In piecing together this tale, Alfredson nails the stark 70s British look. It's hard to tell if the sun ever shined during filming, but it looks fantastic for having the sun nearly eliminated. The art direction and production design succeed in vividly capturing the era. Alfredson's lens lets in only the dreary and, in doing so, captures the mood with aplomb.
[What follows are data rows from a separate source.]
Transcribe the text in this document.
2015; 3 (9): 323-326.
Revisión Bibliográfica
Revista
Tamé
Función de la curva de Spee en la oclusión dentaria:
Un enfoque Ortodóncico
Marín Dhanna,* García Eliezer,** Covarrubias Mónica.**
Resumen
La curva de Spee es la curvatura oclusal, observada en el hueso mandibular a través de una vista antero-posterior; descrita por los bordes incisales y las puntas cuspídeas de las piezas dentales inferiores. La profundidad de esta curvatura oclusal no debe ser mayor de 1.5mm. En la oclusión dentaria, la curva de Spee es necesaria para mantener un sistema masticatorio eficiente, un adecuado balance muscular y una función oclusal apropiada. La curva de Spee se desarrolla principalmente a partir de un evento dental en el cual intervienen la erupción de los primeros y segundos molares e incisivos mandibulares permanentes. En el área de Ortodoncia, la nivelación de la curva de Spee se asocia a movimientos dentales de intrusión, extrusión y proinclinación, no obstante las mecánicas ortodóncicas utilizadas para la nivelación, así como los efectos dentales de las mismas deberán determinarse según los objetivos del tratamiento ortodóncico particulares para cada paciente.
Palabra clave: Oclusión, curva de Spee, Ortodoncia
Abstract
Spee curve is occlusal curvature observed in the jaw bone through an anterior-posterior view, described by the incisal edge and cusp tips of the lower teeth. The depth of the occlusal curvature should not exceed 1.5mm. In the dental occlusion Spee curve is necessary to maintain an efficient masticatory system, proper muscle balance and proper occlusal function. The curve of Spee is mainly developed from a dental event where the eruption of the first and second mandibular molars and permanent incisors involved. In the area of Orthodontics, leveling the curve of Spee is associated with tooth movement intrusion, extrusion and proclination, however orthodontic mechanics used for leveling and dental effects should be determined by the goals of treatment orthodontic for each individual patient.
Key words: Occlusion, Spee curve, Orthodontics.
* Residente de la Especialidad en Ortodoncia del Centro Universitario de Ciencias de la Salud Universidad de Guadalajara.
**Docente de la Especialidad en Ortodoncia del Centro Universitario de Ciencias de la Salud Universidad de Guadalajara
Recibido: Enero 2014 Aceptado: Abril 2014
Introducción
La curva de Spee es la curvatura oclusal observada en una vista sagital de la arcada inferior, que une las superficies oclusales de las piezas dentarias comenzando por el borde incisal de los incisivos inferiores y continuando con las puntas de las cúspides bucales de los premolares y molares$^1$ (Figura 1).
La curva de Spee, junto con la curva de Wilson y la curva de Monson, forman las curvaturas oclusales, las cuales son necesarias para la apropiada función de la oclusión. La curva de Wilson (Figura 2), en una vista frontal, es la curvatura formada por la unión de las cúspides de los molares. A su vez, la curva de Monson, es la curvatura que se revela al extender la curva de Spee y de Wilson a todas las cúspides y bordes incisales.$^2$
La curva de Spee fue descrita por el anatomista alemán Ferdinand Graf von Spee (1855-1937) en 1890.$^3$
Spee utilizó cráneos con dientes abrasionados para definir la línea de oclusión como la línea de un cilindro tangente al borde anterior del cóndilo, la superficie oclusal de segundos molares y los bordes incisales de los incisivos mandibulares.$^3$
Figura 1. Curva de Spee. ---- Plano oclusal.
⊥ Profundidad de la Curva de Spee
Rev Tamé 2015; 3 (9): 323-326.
All of this would be for naught were it not for the performances, especially those of Gary Oldman and Benedict Cumberbatch. Both carry the film with their cool, calm, and restraint. The brief views of their characters' human sides make the audience care--brilliantly so, as this is done through was equates to little more than filmic snapshots. With Oldman, one expects him to seamlessly embody his character without ego, but Cumberbatch (the titular Sherlock in the outstanding BBC series) distinguishes himself well amongst a cast that includes Colin Firth, John Hurt, and Tom Hardy. While everyone holds down their own role in a tonally apropos fashion, it is Cumberbatch and Oldman who distinguish themselves above the others
If Alfredson was at all concerned with having bitten off more than he could chew, he can sleep soundly because he followed up Let the Right One In with a fantastic espionage thriller that captures the feel of its ancestors while feeling entirely fresh on the current cinematic landscape. Yes, this is odd to say about something that is the second adaptation of le Carré's 1974 novel, but regardless of whether or not you've seen the 1979 BBC mini-series or not, the statement remains true. Alfredson's Tinker Tailor Soldier Spy is a helluva palette cleanser from the dreck that otherwise litters this landscape.